From John Lewis
15 Decr 1787
Being at Richmond for some time past did not get your favor of the 7th Inst. till yesterday.1 I have inclosd a Coppy of the Account you requested, the articles you stand Charged with ⟨not⟩ extended I will get the accot of from Mr Payne & send you.2 I think I have seen amg my Fathers papers a list of money he was to receive & pay away for you at one of the General Courts I have looked for it but as yet have not found it. I have some papers in Culpeper (where I some time since lived) which it perhaps may be among I shall go to Culpeper in the course of a few days when I will look for it. and if I can find it I will send it you.3 I wish the Lands in which you were interested with my Father sold. provided a tolerable price can be had for them wou’d you undertake the disposal of them I shoud be exceedingly glad you wou’d[.] I am satisfied any Sale you might make of them wou’d be agreeable to the Executors4 I believe I shall go to the Westward this next Summer if not sooner if possible wou’d wish the Lands sold before I go, yet as tis a very bad time for the Sale of property owing to the Scarcety of money will be guided in the sales of the land by yr better Judgment. There is also the Share my Father held in the Dismal Swamp Company lands for Sale what do you suppose it worth I have been apply’d to for it but am not able to say what price to ask. As well as I recollect my Father valued it at £2000 I doubt whether the one half of that sum cou’d be had for it at present. Colo. Jameson informs me some Gentlemen are desirous of draining the lands for a share of them If I can with propriety agree to such a proposition I woud do it Chearfully as I think it woud greatly inhance the value of the Shares. have you heard of any such proposition.5 Please to give my Compts to Mrs Washington. I am Dr Sir Your Most Obedt Servt
1. Letter not found.
2. The account has not been identified. Mr. Payne may be Daniel Payne of Stafford County who was a merchant in partnership with Charles Yates of Fredericksburg in 1787 (Crozier, Spotsylvania County description begins William Armstrong Crozier, ed. Spotsylvania County, 1721–1800: Being Transcriptions, from the Original Files at the County Court House, of Wills, Deeds, Administrators’ and Guardians’ Bonds, Marriage Licenses, and Lists of Revolutionary Pensioners. New York, 1905. description ends , 406). John Lewis was living in Fredericksburg.

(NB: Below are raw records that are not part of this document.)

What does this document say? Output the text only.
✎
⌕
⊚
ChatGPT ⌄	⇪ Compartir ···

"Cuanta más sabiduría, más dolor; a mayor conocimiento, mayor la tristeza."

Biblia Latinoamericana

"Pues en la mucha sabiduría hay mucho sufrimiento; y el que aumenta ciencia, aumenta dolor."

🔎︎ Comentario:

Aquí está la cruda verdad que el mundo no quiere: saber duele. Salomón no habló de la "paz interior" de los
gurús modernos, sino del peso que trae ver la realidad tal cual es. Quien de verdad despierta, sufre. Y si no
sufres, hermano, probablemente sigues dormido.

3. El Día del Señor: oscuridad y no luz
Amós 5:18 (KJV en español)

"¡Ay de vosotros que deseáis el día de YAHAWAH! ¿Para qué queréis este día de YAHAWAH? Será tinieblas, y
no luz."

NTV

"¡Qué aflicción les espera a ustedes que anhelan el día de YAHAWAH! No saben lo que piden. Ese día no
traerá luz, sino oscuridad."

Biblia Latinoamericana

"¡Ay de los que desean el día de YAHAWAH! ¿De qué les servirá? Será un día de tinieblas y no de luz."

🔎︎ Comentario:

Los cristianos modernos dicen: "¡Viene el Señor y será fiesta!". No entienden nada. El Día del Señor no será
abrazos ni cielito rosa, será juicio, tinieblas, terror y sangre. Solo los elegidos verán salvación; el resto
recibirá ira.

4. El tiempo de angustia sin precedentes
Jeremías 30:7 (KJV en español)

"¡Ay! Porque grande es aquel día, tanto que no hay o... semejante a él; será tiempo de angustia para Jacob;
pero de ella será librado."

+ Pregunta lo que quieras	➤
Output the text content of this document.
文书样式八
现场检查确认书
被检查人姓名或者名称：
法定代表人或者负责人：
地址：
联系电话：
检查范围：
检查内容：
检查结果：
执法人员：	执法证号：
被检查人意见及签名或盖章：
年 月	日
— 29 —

3. John Lewis’s father, Fielding Lewis, who died in 1781, attended to some of GW’s business for him at the beginning of the Revolution. See GW’s Memorandum to Fielding Lewis, and its enclosure, 30 April 1775, and notes.
4. For the two tracts of land, one in Nansemond County, Va., the other in Gates County, N.C., which GW and his brother-in-law Fielding Lewis purchased jointly before the Revolution and for the sale of the tracts, see GW to Thomas Walker, 10 April 1784, n.3; see also GW to John Cowper, 25 May 1788, GW to John Lewis, 16 Sept., 8 Dec. 1788, and John Lewis to GW, 7 Dec., n.1, 13 Dec. 1788.
5. GW and Fielding Lewis were among the founding members of the Dismal Swamp Land Company in 1763 (Papers, Colonial Series description begins W. W. Abbot et al., eds. The Papers of George Washington, Colonial Series. 10 vols. Charlottesville, Va., 1983–95. description ends , 7:269–74). Colo. Jameson was undoubtedly John Jameson (1751-1810) who served as an officer throughout the Revolution, reaching the rank of lieutenant colonel in the 2d Continental Dragoons in 1779.